With this solution, you would need to spin up your own Node server in your infrastructure and then use a couple of packages to generate multiple sitemaps.
Use the sitemap-urls npm package to get all of your URLs from Webflow’s auto-generated sitemap. This will extract all the URLs and return them as an array that you can store.
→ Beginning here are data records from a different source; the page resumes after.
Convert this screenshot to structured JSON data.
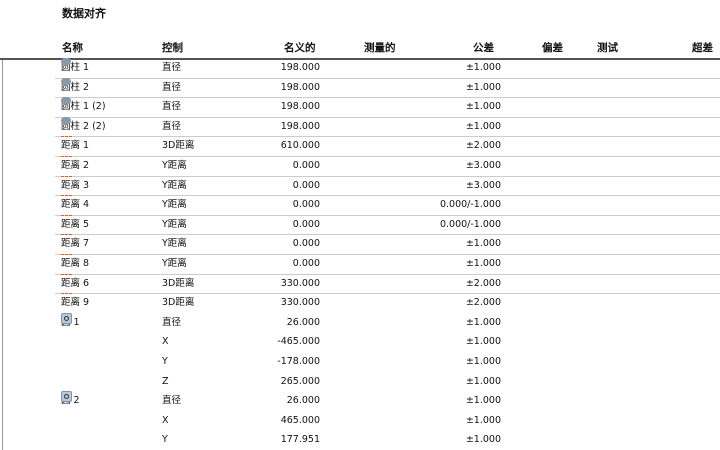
{
  "title": "数据对齐",
  "headers": [
    "名称",
    "控制",
    "名义的",
    "测量的",
    "公差",
    "偏差",
    "测试",
    "超差"
  ],
  "rows": [
    {
      "icon": "cylinder",
      "name": "圆柱 1",
      "control": "直径",
      "nominal": "198.000",
      "tol": "±1.000",
      "div": true
    },
    {
      "icon": "cylinder",
      "name": "圆柱 2",
      "control": "直径",
      "nominal": "198.000",
      "tol": "±1.000",
      "div": true
    },
    {
      "icon": "cylinder",
      "name": "圆柱 1 (2)",
      "control": "直径",
      "nominal": "198.000",
      "tol": "±1.000",
      "div": true
    },
    {
      "icon": "cylinder",
      "name": "圆柱 2 (2)",
      "control": "直径",
      "nominal": "198.000",
      "tol": "±1.000",
      "div": true
    },
    {
      "icon": "distance",
      "name": "距离 1",
      "control": "3D距离",
      "nominal": "610.000",
      "tol": "±2.000",
      "div": true
    },
    {
      "icon": "distance",
      "name": "距离 2",
      "control": "Y距离",
      "nominal": "0.000",
      "tol": "±3.000",
      "div": true
    },
    {
      "icon": "distance",
      "name": "距离 3",
      "control": "Y距离",
      "nominal": "0.000",
      "tol": "±3.000",
      "div": true
    },
    {
      "icon": "distance",
      "name": "距离 4",
      "control": "Y距离",
      "nominal": "0.000",
      "tol": "0.000/-1.000",
      "div": true
    },
    {
      "icon": "distance",
      "name": "距离 5",
      "control": "Y距离",
      "nominal": "0.000",
      "tol": "0.000/-1.000",
      "div": true
    },
    {
      "icon": "distance",
      "name": "距离 7",
      "control": "Y距离",
      "nominal": "0.000",
      "tol": "±1.000",
      "div": true
    },
    {
      "icon": "distance",
      "name": "距离 8",
      "control": "Y距离",
      "nominal": "0.000",
      "tol": "±1.000",
      "div": true
    },
    {
      "icon": "distance",
      "name": "距离 6",
      "control": "3D距离",
      "nominal": "330.000",
      "tol": "±2.000",
      "div": true
    },
    {
      "icon": "distance",
      "name": "距离 9",
      "control": "3D距离",
      "nominal": "330.000",
      "tol": "±2.000",
      "div": false
    },
    {
      "icon": "circle",
      "name": "圆 1",
      "control": "直径",
      "nominal": "26.000",
      "tol": "±1.000",
      "div": false
    },
    {
      "icon": "",
      "name": "",
      "control": "X",
      "nominal": "-465.000",
      "tol": "±1.000",
      "div": false
    },
    {
      "icon": "",
      "name": "",
      "control": "Y",
      "nominal": "-178.000",
      "tol": "±1.000",
      "div": false
    },
    {
      "icon": "",
      "name": "",
      "control": "Z",
      "nominal": "265.000",
      "tol": "±1.000",
      "div": false
    },
    {
      "icon": "circle",
      "name": "圆 2",
      "control": "直径",
      "nominal": "26.000",
      "tol": "±1.000",
      "div": false
    },
    {
      "icon": "",
      "name": "",
      "control": "X",
      "nominal": "465.000",
      "tol": "±1.000",
      "div": false
    },
    {
      "icon": "",
      "name": "",
      "control": "Y",
      "nominal": "177.951",
      "tol": "±1.000",
      "div": false
    }
  ]
}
Then you can use the sitemap npm package and feed it that array to generate multiple sitemaps. As you’ll see at the page for the package, it does support more than 50k URLs. Here’s an example code snippet:
const sms = new SitemapAndIndexStream({
limit: 50000, // defaults to 45k
lastmodDateOnly: false, // print date not time
// SitemapAndIndexStream will call this user provided function every time
// it needs to create a new sitemap file. You merely need to return a stream
// for it to write the sitemap urls to and the expected url where that sitemap will be hosted
getSitemapStream: (i) => {
const sitemapStream = new SitemapStream({
hostname: "https://example.com",
});
// if your server automatically serves sitemap.xml.gz when requesting sitemap.xml leave this line be
// otherwise you will need to add .gz here and remove it a couple lines below so that both the index
// and the actual file have a .gz extension
const path = `./sitemap-${i}.xml`;
const ws = sitemapStream
.pipe(createGzip()) // compress the output of the sitemap
.pipe(createWriteStream(resolve(path + ".gz"))); // write it to sitemap-NUMBER.xml
return [
new URL(path, "https://example.com/subdir/").toString(),
sitemapStream,
ws,
];
},
});
As you’ll see in the example above, if you set the limit to 50k, then it will default to 45k just to ensure you don’t break any limits.
Once your sitemaps are created, you can use the proxy you’re building for 301s to proxy this sitemap into place and then update Google Search Console with the new sitemap address.
With our API v2, we have a Pages API which would allow you to take a similar approach but instead of relying on the auto-generated sitemap, you could use the API. This would allow you to write logic to leave pages/items out of your map.
This approach would be similar. You would use the API to get a list of static pages, as well as your CMS items and then store them in an array. The URLs would be relative, so you may need to modify them as you store them by prepending your desired URL.
Now that you have a list of pages, you can use the same npm package (sitemap) and then feed it the list of URLs and let it generate multiple sitemaps that you can then proxy into place.
Once in place, you can use cron jobs to have these run on a regular basis to keep your sitemap up to date and the process should be fairly hands off.